Pearson grappled with some tough challenges during his years as superintendent. Enrollment had begun to decline, forcing layoffs and program cuts. The city's economy suffered some severe blows. There was a teachers strike in 1983.

Through it all, Pearson remained a popular and effective superintendent, Wanner said.

"He had a lot of compassion for the teachers he worked with," said Wanner, who was in his second year of teaching when Pearson became superintendent.

"I was always impressed with his knowledge of education," Wanner said. "He was well-read and thoughtful. He was instrumental in creating the first public school labor-management program in the country. He was a forward-thinking person."

After resigning as Duluth superintendent, Pearson served as interim superintendent in Superior for several months. He also served as interim principal at Homecroft and worked for the Minnesota Department of Education.

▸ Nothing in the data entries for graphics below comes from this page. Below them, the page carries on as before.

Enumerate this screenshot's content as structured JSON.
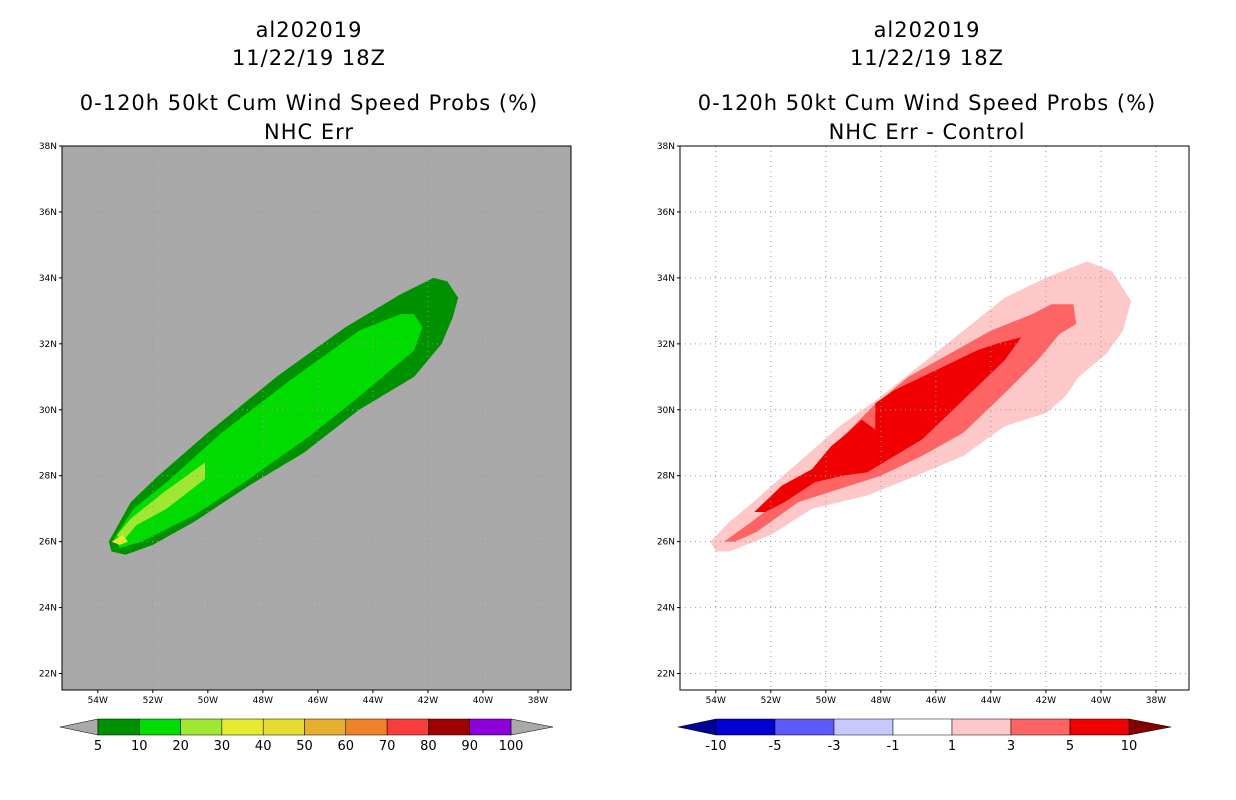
{
  "panels": [
    {
      "storm_id": "al202019",
      "datetime": "11/22/19 18Z",
      "product": "0-120h 50kt Cum Wind Speed Probs (%)",
      "subtitle": "NHC Err",
      "colorbar": {
        "labels": [
          "5",
          "10",
          "20",
          "30",
          "40",
          "50",
          "60",
          "70",
          "80",
          "90",
          "100"
        ],
        "colors": [
          "#009100",
          "#00dc00",
          "#a0e632",
          "#e6eb32",
          "#e6dc32",
          "#e6af2d",
          "#f08228",
          "#fa3c3c",
          "#a00000",
          "#8c00dc"
        ],
        "under_color": "#a9a9a9",
        "over_color": "#a9a9a9"
      }
    },
    {
      "storm_id": "al202019",
      "datetime": "11/22/19 18Z",
      "product": "0-120h 50kt Cum Wind Speed Probs (%)",
      "subtitle": "NHC Err - Control",
      "colorbar": {
        "labels": [
          "-10",
          "-5",
          "-3",
          "-1",
          "1",
          "3",
          "5",
          "10"
        ],
        "colors": [
          "#0000d2",
          "#5a5aff",
          "#c8c8ff",
          "#ffffff",
          "#ffc8c8",
          "#ff6464",
          "#f00000"
        ],
        "under_color": "#000096",
        "over_color": "#820000"
      }
    }
  ],
  "map": {
    "lat_labels": [
      "38N",
      "36N",
      "34N",
      "32N",
      "30N",
      "28N",
      "26N",
      "24N",
      "22N"
    ],
    "lon_labels": [
      "54W",
      "52W",
      "50W",
      "48W",
      "46W",
      "44W",
      "42W",
      "40W",
      "38W"
    ],
    "lat_range": [
      21.5,
      38
    ],
    "lon_range": [
      55.3,
      36.8
    ],
    "land_color": "#a9a9a9"
  },
  "chart_data": [
    {
      "type": "contour",
      "title": "0-120h 50kt Cum Wind Speed Probs (%) - NHC Err",
      "x_axis": "longitude (deg W)",
      "y_axis": "latitude (deg N)",
      "levels": [
        5,
        10,
        20,
        30,
        40,
        50,
        60,
        70,
        80,
        90,
        100
      ],
      "contours": [
        {
          "level": 5,
          "polygon": [
            [
              53.6,
              26.0
            ],
            [
              53.2,
              26.6
            ],
            [
              52.8,
              27.2
            ],
            [
              51.8,
              28.0
            ],
            [
              50.0,
              29.3
            ],
            [
              47.5,
              31.0
            ],
            [
              45.0,
              32.5
            ],
            [
              43.0,
              33.5
            ],
            [
              41.8,
              34.0
            ],
            [
              41.3,
              33.9
            ],
            [
              40.9,
              33.4
            ],
            [
              41.1,
              32.8
            ],
            [
              41.5,
              32.0
            ],
            [
              42.5,
              31.0
            ],
            [
              44.5,
              30.0
            ],
            [
              46.5,
              28.7
            ],
            [
              48.5,
              27.7
            ],
            [
              50.5,
              26.6
            ],
            [
              52.0,
              25.9
            ],
            [
              53.0,
              25.6
            ],
            [
              53.5,
              25.7
            ]
          ]
        },
        {
          "level": 10,
          "polygon": [
            [
              53.4,
              26.1
            ],
            [
              52.7,
              27.0
            ],
            [
              51.5,
              27.8
            ],
            [
              49.5,
              29.3
            ],
            [
              47.0,
              30.9
            ],
            [
              44.5,
              32.4
            ],
            [
              43.0,
              32.9
            ],
            [
              42.5,
              32.9
            ],
            [
              42.2,
              32.5
            ],
            [
              42.5,
              31.8
            ],
            [
              44.5,
              30.4
            ],
            [
              46.3,
              29.2
            ],
            [
              48.5,
              27.9
            ],
            [
              50.5,
              26.8
            ],
            [
              52.4,
              26.0
            ],
            [
              53.2,
              25.8
            ]
          ]
        },
        {
          "level": 20,
          "polygon": [
            [
              53.3,
              26.2
            ],
            [
              52.8,
              26.7
            ],
            [
              51.6,
              27.5
            ],
            [
              50.1,
              28.4
            ],
            [
              50.1,
              27.9
            ],
            [
              51.5,
              27.0
            ],
            [
              52.6,
              26.5
            ],
            [
              53.1,
              26.0
            ]
          ]
        },
        {
          "level": 30,
          "polygon": [
            [
              53.5,
              26.0
            ],
            [
              53.1,
              26.2
            ],
            [
              52.9,
              26.0
            ],
            [
              53.2,
              25.9
            ]
          ]
        }
      ]
    },
    {
      "type": "contour",
      "title": "0-120h 50kt Cum Wind Speed Probs (%) - NHC Err - Control",
      "x_axis": "longitude (deg W)",
      "y_axis": "latitude (deg N)",
      "levels": [
        -10,
        -5,
        -3,
        -1,
        1,
        3,
        5,
        10
      ],
      "contours": [
        {
          "level": 1,
          "polygon": [
            [
              54.2,
              26.0
            ],
            [
              53.5,
              26.6
            ],
            [
              52.5,
              27.3
            ],
            [
              51.0,
              28.4
            ],
            [
              49.5,
              29.5
            ],
            [
              48.0,
              30.4
            ],
            [
              46.5,
              31.4
            ],
            [
              45.0,
              32.4
            ],
            [
              43.5,
              33.4
            ],
            [
              42.0,
              34.0
            ],
            [
              40.5,
              34.5
            ],
            [
              39.6,
              34.2
            ],
            [
              38.9,
              33.3
            ],
            [
              39.2,
              32.4
            ],
            [
              39.8,
              31.7
            ],
            [
              40.8,
              31.0
            ],
            [
              41.3,
              30.4
            ],
            [
              42.0,
              29.9
            ],
            [
              43.5,
              29.5
            ],
            [
              45.0,
              28.6
            ],
            [
              46.7,
              28.0
            ],
            [
              48.5,
              27.4
            ],
            [
              50.5,
              27.0
            ],
            [
              52.0,
              26.2
            ],
            [
              53.5,
              25.7
            ],
            [
              54.0,
              25.7
            ]
          ]
        },
        {
          "level": 3,
          "polygon": [
            [
              53.7,
              26.0
            ],
            [
              52.7,
              26.6
            ],
            [
              51.0,
              27.7
            ],
            [
              50.0,
              28.7
            ],
            [
              49.0,
              29.5
            ],
            [
              48.3,
              30.1
            ],
            [
              47.0,
              31.0
            ],
            [
              45.5,
              31.7
            ],
            [
              44.0,
              32.4
            ],
            [
              42.5,
              32.9
            ],
            [
              41.8,
              33.2
            ],
            [
              41.0,
              33.2
            ],
            [
              40.9,
              32.6
            ],
            [
              41.5,
              32.3
            ],
            [
              42.3,
              31.5
            ],
            [
              43.5,
              30.5
            ],
            [
              45.0,
              29.3
            ],
            [
              46.5,
              28.6
            ],
            [
              48.0,
              28.0
            ],
            [
              49.5,
              27.6
            ],
            [
              51.0,
              27.2
            ],
            [
              52.5,
              26.3
            ],
            [
              53.3,
              26.0
            ]
          ]
        },
        {
          "level": 5,
          "polygon": [
            [
              52.6,
              26.9
            ],
            [
              51.6,
              27.7
            ],
            [
              50.5,
              28.2
            ],
            [
              49.8,
              28.9
            ],
            [
              49.2,
              29.3
            ],
            [
              48.7,
              29.7
            ],
            [
              48.2,
              29.4
            ],
            [
              48.2,
              30.2
            ],
            [
              47.5,
              30.6
            ],
            [
              46.0,
              31.2
            ],
            [
              44.5,
              31.8
            ],
            [
              43.8,
              32.0
            ],
            [
              42.9,
              32.2
            ],
            [
              43.5,
              31.5
            ],
            [
              44.5,
              30.7
            ],
            [
              45.5,
              29.9
            ],
            [
              46.5,
              29.1
            ],
            [
              47.5,
              28.6
            ],
            [
              48.5,
              28.1
            ],
            [
              49.4,
              28.0
            ],
            [
              50.4,
              27.8
            ],
            [
              51.5,
              27.2
            ],
            [
              52.2,
              26.9
            ]
          ]
        }
      ]
    }
  ]
}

"Other than that, he and my mom did quite a bit of traveling, and he was involved in curling and golfing and the DECC board and Planning Commission," Sarah Goulet said. "For the most part, by 1992 he was done working."

Pearson served on the DECC board for six years.

"He was one of the most likeable people you would ever meet," DECC Executive Director Dan Russell said.

And with his intelligence and local ties, Pearson was invaluable on the board, Russell said.

"I was always proud he was my dad," Goulet said. "I was always proud of him and the things he accomplished and how he treated other people."